GNOME Bugzilla – Bug 781601
Race in g_dbus_server_stop causing spurious GDBus test failures
Last modified: 2017-05-11 08:11:55 UTC
Since 2.52.1 I'm seeing spurious test failures from the GDBus tests due to CRITICALs happening in g_dbus_server_stop. I think a GCancellable gets cancelled while another thread is finalizing one of its GCancellableSources. GLib-CRITICAL **: g_source_set_ready_time: assertion 'source->ref_count > 0' failed
+ Trace 237386
I think the fix for bug 778049 (commit e4ce400e8f7) uncovered this problem as g_source_is_destroyed just accesses the flags directly and doesn't bother checking the refcount, so the call to g_source_set_ready_time was avoided.
I’m looking at this now. Definitely looks like a race; it can be reproduced about 50% of times when running: G_TEST_SRCDIR=$srcdir/glib/gio/tests G_TEST_BUILDDIR=$builddir/glib/gio/tests libtool exec gdb --args /opt/gnome/build/glib/gio/tests/gdbus-peer Backtrace with threads: (gdb) t a a bt
+ Trace 237387
Thread 1 (Thread 0x7ffff7fcf400 (LWP 4904))
Created attachment 350339 [details] [review] gmain: Allow GSource methods to be called from a finalize() callback Temporarily increase the ref count of a GSource to 1 while calling its finalize() callback, so that the finalize() implementation can call GSource methods (like g_source_set_ready_time()) without causing critical warnings. It’s safe to call those methods at this point, as the source has been destroyed, but nothing has been freed. This is an indirect way of fixing a race between GCancellable and GCancellableSource, whereby the GCancellable::cancelled callback for the GCancellableSource is not disconnected until the GCancellableSource’s finalize() function is called. Previously, this meant there was a window in which the GCancellableSource’s ref count was 0, but the ::cancelled callback was still connected, and could legitimately be called as a result of another thread calling g_cancellable_cancel() on the GCancellable. The callback calls g_source_set_ready_time() on the GSource, and there’s no thread-safe way of checking whether the GSource has been destroyed. Instead, we have to change GSource so its ref count is only decremented to 0 inside the locked section in g_source_unref_internal() *after* the finalize() function has been called, and hence after the GCancellable::cancelled callback has been disconnected. The use of g_cancellable_disconnect() ensures that the callback disconnection is thread safe. Signed-off-by: Philip Withnall <withnall@endlessm.com>
Addendum to the big commit message: ideally, what we want to do is call the code from cancellable_source_finalize() as soon as the GCancellableSource is destroyed (i.e. before the final g_source_unref() call on it), but there is no way to achieve this in GSource — and I can’t think of a way to add support for it without breaking API, since we can’t change the size of GSourceFuncs. We can only subtly change the semantics of GSourceFuncs.finalize; this change should be safe, since it’s relaxing a previous restriction (being unable to call GSource methods from within a finalize() implementation) rather than adding any new restrictions.
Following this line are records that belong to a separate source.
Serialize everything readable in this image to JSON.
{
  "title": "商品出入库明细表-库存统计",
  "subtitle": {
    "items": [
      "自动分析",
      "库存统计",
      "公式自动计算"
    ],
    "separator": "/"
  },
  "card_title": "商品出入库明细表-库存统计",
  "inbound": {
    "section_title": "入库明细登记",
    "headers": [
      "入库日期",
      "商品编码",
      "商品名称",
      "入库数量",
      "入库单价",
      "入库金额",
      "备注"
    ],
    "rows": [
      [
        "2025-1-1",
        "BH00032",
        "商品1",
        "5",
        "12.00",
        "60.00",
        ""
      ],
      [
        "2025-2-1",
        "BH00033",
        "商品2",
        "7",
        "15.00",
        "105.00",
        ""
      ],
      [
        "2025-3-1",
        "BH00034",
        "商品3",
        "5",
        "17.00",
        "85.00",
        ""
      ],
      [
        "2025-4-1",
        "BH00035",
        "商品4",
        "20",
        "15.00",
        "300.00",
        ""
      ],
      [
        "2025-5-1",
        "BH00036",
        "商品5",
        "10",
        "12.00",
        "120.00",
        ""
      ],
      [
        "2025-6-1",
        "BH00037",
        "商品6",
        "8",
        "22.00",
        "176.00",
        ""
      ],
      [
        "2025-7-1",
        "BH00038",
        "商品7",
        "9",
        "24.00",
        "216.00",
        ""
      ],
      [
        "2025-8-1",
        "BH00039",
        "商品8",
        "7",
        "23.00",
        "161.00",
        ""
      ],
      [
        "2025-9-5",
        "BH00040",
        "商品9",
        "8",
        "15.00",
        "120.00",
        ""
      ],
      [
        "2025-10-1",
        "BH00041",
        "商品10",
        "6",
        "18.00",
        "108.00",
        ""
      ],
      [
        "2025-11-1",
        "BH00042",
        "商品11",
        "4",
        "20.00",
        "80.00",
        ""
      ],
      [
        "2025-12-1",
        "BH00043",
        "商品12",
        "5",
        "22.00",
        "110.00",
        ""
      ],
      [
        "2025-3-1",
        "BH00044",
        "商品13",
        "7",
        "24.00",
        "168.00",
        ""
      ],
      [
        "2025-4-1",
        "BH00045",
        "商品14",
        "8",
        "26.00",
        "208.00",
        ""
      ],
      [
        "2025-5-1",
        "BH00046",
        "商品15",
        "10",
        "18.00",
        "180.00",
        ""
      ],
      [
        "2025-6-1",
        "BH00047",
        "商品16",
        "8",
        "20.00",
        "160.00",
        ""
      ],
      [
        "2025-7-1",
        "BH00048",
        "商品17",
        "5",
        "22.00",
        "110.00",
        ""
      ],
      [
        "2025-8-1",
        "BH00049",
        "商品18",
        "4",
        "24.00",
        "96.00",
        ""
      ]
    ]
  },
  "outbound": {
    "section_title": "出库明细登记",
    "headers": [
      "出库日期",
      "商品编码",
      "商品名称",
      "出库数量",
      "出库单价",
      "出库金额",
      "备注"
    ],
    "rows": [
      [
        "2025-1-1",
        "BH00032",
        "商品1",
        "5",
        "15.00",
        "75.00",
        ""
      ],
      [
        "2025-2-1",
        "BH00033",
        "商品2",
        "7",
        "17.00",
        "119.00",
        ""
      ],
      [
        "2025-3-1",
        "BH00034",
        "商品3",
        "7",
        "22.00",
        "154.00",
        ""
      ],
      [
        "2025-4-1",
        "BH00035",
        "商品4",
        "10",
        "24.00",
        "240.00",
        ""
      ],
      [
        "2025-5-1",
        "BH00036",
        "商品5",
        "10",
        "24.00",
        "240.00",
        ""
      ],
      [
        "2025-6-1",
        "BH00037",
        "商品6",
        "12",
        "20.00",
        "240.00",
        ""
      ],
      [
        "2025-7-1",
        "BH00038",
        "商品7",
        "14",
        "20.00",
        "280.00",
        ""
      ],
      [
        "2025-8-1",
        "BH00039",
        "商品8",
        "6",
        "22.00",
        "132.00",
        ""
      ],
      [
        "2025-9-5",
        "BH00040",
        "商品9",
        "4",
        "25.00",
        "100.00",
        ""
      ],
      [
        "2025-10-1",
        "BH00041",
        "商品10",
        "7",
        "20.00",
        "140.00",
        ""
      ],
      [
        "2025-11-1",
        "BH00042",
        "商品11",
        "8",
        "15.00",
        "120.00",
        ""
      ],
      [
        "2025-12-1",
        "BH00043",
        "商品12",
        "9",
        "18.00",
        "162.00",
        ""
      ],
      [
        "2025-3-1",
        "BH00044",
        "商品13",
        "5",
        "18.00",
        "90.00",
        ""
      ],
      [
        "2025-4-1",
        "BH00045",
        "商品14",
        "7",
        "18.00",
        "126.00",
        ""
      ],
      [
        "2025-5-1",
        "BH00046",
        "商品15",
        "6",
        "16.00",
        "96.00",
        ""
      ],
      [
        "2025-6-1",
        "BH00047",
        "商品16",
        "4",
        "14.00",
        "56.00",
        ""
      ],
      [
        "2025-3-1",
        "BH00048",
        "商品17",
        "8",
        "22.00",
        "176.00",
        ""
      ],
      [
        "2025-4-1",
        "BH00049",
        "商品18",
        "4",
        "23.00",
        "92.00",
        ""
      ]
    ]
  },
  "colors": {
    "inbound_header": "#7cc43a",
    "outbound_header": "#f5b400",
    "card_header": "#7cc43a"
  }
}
Review of attachment 350339 [details] [review]: I can't say I like it much, but sine it seems to fix the problem. Thanks for the detailed commit message.
Review of attachment 350339 [details] [review]: Looks sane to me. ::: glib/gmain.c @@ +2121,3 @@ if (context) LOCK_CONTEXT (context); + source->ref_count--; We don't technically need to do this, right? But we might as well I guess, otherwise people in gdb/debuggers could get confused.
Review of attachment 350339 [details] [review]: ::: glib/gmain.c @@ +2121,3 @@ if (context) LOCK_CONTEXT (context); + source->ref_count--; I don’t *think* we need to do it, but I guess there could be parts of g_source_unref_internal() below which expect the ref count to be 0. Debugging is also a good reason to keep things symmetric here.
Attachment 350339 [details] pushed as 281e301 - gmain: Allow GSource methods to be called from a finalize() callback
Can this be backported to 2.52?
Pushed to glib-2-52 as c589084.